The G&S 30 is an American sailboat that was designed by Graham & Schlageter as an International Offshore Rule Half Ton class racer and first built in 1979.

==Production==
The design was built by a number of builders on a custom basis, including at least three built by Shea Marine.

==Design==
The G&S 30 is a recreational keelboat, built predominantly of fiberglass and wood. It has a fractional sloop rig, a raked stem, a sharply reverse transom, an internally mounted spade-type/transom-hung rudder controlled by a tiller and a fixed fin keel.

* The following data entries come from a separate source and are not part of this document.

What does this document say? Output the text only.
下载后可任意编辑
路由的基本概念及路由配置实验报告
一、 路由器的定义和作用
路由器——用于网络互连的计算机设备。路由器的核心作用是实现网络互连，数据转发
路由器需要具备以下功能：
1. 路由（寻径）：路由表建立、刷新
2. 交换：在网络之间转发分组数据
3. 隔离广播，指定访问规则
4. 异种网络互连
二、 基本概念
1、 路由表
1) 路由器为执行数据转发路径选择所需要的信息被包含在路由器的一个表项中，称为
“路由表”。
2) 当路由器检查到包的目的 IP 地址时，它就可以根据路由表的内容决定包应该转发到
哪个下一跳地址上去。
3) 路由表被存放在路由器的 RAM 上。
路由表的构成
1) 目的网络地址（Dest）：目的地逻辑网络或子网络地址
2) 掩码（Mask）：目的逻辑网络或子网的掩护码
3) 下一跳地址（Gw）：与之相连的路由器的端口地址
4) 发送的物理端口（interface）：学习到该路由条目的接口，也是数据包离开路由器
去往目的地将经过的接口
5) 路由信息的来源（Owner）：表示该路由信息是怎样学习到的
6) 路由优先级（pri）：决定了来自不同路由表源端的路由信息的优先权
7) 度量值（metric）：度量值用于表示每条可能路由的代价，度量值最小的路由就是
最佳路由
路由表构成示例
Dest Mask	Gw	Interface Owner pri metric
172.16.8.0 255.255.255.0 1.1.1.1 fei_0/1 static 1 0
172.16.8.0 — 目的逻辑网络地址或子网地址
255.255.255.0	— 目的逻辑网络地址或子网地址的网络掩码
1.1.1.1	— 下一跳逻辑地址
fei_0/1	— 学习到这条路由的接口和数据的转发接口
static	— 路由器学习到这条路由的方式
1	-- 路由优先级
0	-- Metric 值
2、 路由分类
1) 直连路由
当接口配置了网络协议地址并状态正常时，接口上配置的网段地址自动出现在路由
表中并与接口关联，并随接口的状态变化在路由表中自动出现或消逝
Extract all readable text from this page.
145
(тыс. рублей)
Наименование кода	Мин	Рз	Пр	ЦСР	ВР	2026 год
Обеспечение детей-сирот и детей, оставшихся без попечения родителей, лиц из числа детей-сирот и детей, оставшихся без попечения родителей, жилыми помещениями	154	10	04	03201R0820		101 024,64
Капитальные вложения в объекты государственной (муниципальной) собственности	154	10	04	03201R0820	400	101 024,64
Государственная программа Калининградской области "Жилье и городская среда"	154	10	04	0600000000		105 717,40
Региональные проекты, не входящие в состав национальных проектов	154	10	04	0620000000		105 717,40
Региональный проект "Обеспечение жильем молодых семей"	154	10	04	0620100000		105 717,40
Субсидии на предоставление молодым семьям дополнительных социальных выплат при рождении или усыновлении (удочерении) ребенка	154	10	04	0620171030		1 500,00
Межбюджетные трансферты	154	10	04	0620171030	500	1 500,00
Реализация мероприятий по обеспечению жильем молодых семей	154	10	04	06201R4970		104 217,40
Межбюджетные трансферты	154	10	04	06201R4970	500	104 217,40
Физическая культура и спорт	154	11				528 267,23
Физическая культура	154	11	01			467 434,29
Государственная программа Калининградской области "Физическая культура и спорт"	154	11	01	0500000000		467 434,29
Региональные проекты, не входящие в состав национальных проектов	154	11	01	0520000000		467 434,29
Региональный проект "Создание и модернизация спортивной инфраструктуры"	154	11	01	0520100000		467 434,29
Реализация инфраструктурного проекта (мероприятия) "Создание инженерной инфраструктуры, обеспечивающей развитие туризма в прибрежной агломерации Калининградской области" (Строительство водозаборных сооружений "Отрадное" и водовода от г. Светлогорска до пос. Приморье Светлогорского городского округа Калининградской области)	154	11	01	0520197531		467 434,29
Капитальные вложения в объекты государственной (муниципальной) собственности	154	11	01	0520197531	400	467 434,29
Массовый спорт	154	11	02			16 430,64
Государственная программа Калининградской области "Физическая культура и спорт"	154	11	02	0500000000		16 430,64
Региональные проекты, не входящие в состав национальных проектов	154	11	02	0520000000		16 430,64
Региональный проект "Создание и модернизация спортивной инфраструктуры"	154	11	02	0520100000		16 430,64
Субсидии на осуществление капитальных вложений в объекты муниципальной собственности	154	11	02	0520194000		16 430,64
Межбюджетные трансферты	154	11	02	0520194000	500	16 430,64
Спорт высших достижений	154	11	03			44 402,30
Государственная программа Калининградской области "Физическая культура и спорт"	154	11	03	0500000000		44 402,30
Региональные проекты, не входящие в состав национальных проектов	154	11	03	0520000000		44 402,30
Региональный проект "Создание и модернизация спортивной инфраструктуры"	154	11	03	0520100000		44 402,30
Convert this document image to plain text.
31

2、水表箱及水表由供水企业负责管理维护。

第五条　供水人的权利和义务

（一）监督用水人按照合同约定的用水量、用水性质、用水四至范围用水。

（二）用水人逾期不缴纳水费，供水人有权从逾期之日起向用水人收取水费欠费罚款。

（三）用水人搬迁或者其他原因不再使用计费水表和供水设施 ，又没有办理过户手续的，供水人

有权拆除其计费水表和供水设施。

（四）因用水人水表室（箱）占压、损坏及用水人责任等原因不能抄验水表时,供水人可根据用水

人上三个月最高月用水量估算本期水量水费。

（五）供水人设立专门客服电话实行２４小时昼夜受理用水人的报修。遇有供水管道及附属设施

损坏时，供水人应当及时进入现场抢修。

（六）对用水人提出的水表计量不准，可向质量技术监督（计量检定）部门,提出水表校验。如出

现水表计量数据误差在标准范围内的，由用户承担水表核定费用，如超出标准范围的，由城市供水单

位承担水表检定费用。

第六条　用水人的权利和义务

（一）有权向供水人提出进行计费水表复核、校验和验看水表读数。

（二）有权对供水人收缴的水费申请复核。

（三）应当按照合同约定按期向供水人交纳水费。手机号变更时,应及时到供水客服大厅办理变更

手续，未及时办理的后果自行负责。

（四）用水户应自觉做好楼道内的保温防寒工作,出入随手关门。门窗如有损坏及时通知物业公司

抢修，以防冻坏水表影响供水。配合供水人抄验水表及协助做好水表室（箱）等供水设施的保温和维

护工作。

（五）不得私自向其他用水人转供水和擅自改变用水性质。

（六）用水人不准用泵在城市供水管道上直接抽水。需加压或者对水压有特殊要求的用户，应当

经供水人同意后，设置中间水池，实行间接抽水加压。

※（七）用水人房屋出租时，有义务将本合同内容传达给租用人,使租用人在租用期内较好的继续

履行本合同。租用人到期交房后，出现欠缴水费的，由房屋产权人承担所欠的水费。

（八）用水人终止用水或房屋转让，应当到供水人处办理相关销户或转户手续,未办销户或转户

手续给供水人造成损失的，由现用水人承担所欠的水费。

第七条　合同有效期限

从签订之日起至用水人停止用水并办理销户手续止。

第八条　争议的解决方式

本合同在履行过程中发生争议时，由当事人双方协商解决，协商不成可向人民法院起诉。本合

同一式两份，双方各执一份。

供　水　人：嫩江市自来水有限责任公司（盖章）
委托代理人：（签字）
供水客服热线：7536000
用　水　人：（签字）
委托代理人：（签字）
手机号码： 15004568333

It displaces 5650 lb and has lead ballast.

The boat has a draft of 5.30 ft with the standard keel.

The boat may be fitted with an inboard engine or a small outboard motor for docking and maneuvering.

The design has a hull speed of 6.43 kn and PHRF racing average handicap of 144.

==Operational history==
The boat is supported by an active class club that organizes racing events, the Half Ton Class.